The theory behind the secondary CDOs was that mortgages fail now and then, so the high-risk CDOs will fail now and then when they do. But, just by chance, a more-than-usual number of mortgage failures will cluster in one CDO and make it fail, while other seemingly identical CDOs continue to pay — sucks if you held the unlucky CDO. The secondary CDOs protect against the phenomenon of chance clustering, but as we saw, they’re completely vulnerable to coordinated failures. (The rating agencies foolishly assumed mortgage failures were mostly independent, but in fact they’re highly correlated with each other, and in the presence of correlation, secondary CDOs have more risk, because they also “protect” you from chance putting an atypical number of good mortgages in your pool, which saves some primary CDOs when the market-wide failure rate would have been enough to take them down.)

Everything came tumbling down because many firms were exposed to mortgage failures through these derivatives. But aren’t derivatives supposed to be good for markets? Because they let people buy and sell risk, they thicken the market by bringing in traders who want different risk profiles. If people start worrying, they can hedge; without derivatives, you can only sell off.

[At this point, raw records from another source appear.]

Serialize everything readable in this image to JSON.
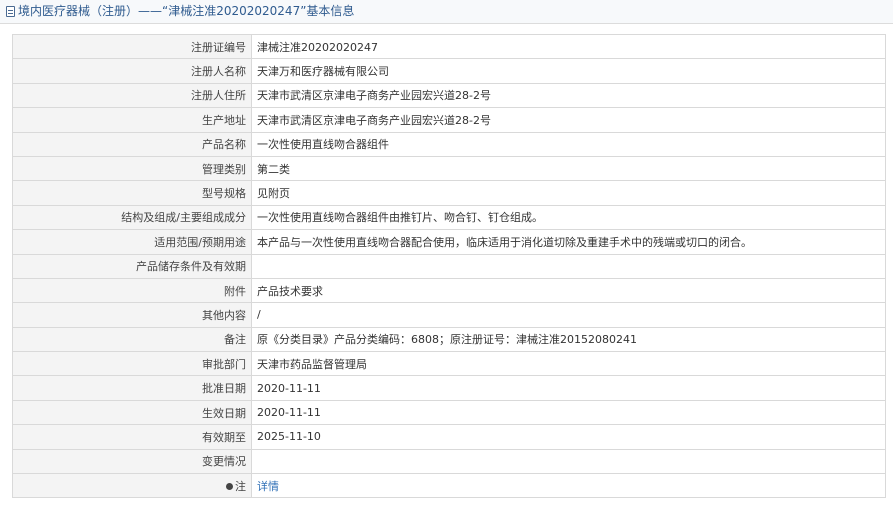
{
  "header": {
    "icon": "document-icon",
    "title": "境内医疗器械（注册）——“津械注准20202020247”基本信息"
  },
  "rows": [
    {
      "label": "注册证编号",
      "value": "津械注准20202020247"
    },
    {
      "label": "注册人名称",
      "value": "天津万和医疗器械有限公司"
    },
    {
      "label": "注册人住所",
      "value": "天津市武清区京津电子商务产业园宏兴道28-2号"
    },
    {
      "label": "生产地址",
      "value": "天津市武清区京津电子商务产业园宏兴道28-2号"
    },
    {
      "label": "产品名称",
      "value": "一次性使用直线吻合器组件"
    },
    {
      "label": "管理类别",
      "value": "第二类"
    },
    {
      "label": "型号规格",
      "value": "见附页"
    },
    {
      "label": "结构及组成/主要组成成分",
      "value": "一次性使用直线吻合器组件由推钉片、吻合钉、钉仓组成。"
    },
    {
      "label": "适用范围/预期用途",
      "value": "本产品与一次性使用直线吻合器配合使用，临床适用于消化道切除及重建手术中的残端或切口的闭合。"
    },
    {
      "label": "产品储存条件及有效期",
      "value": ""
    },
    {
      "label": "附件",
      "value": "产品技术要求"
    },
    {
      "label": "其他内容",
      "value": "/"
    },
    {
      "label": "备注",
      "value": "原《分类目录》产品分类编码：6808；原注册证号：津械注准20152080241"
    },
    {
      "label": "审批部门",
      "value": "天津市药品监督管理局"
    },
    {
      "label": "批准日期",
      "value": "2020-11-11"
    },
    {
      "label": "生效日期",
      "value": "2020-11-11"
    },
    {
      "label": "有效期至",
      "value": "2025-11-10"
    },
    {
      "label": "变更情况",
      "value": ""
    }
  ],
  "note_row": {
    "label": "注",
    "icon": "bullet-icon",
    "link_text": "详情"
  }
}
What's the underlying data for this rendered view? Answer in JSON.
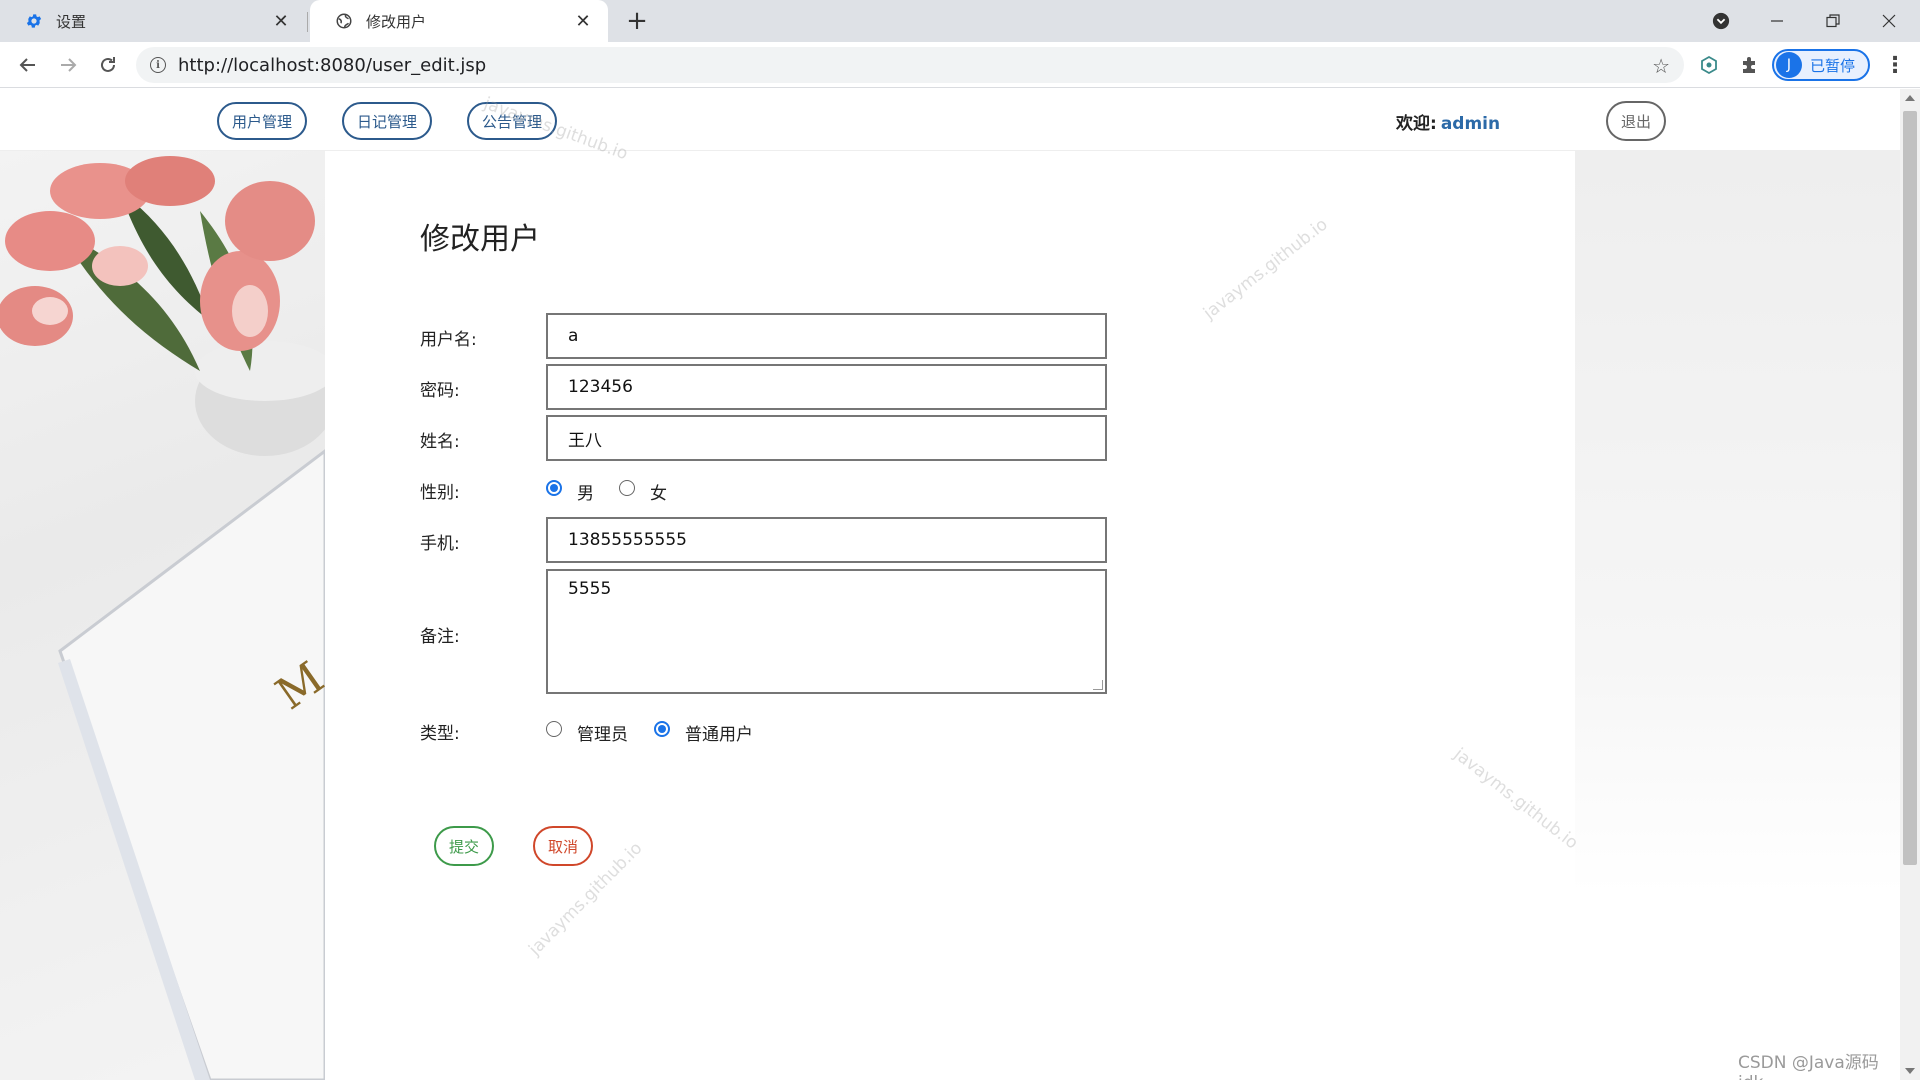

I think that derivatives did bolster the market here. But subprime mortgage instruments are a market that deserved to fail, and should have failed much sooner. Derivatives held the market up, spreading the risk wider and wider, until there was nobody left to underwrite hedges, and the collapse of the market pulled these exposed firms down with it. Without derivatives, the failure of the subprime market would have come sooner, and had less impact, taking down only the mortgage traders. It’s good to stabilize markets which shouldn’t fail. But some markets should fail, and spreading exposure to these markets far and wide is a bad thing indeed.

2 Comments

  1. What is rhe math formula called ? and who was Chinese Phd who developed it? and every one ignored the flaw which was found. He is now back in China and not allowed to talk!!

    NOTHER ?/ iN THE FALL CONGRESS GAVE A MASS. FIRM iMUNNITY AND also THE 6 PRINCIPALS??
    They were firm that firdt “bundled” as securitys/
    I never saw where there was a Hearing and no more in the press! Wonder why??
    Hope you answer !!

    Comment by jerry waykins — 4-Mar-2009 @ 13:01

  2. Are you perhaps thinking of the Black-Scholes formula?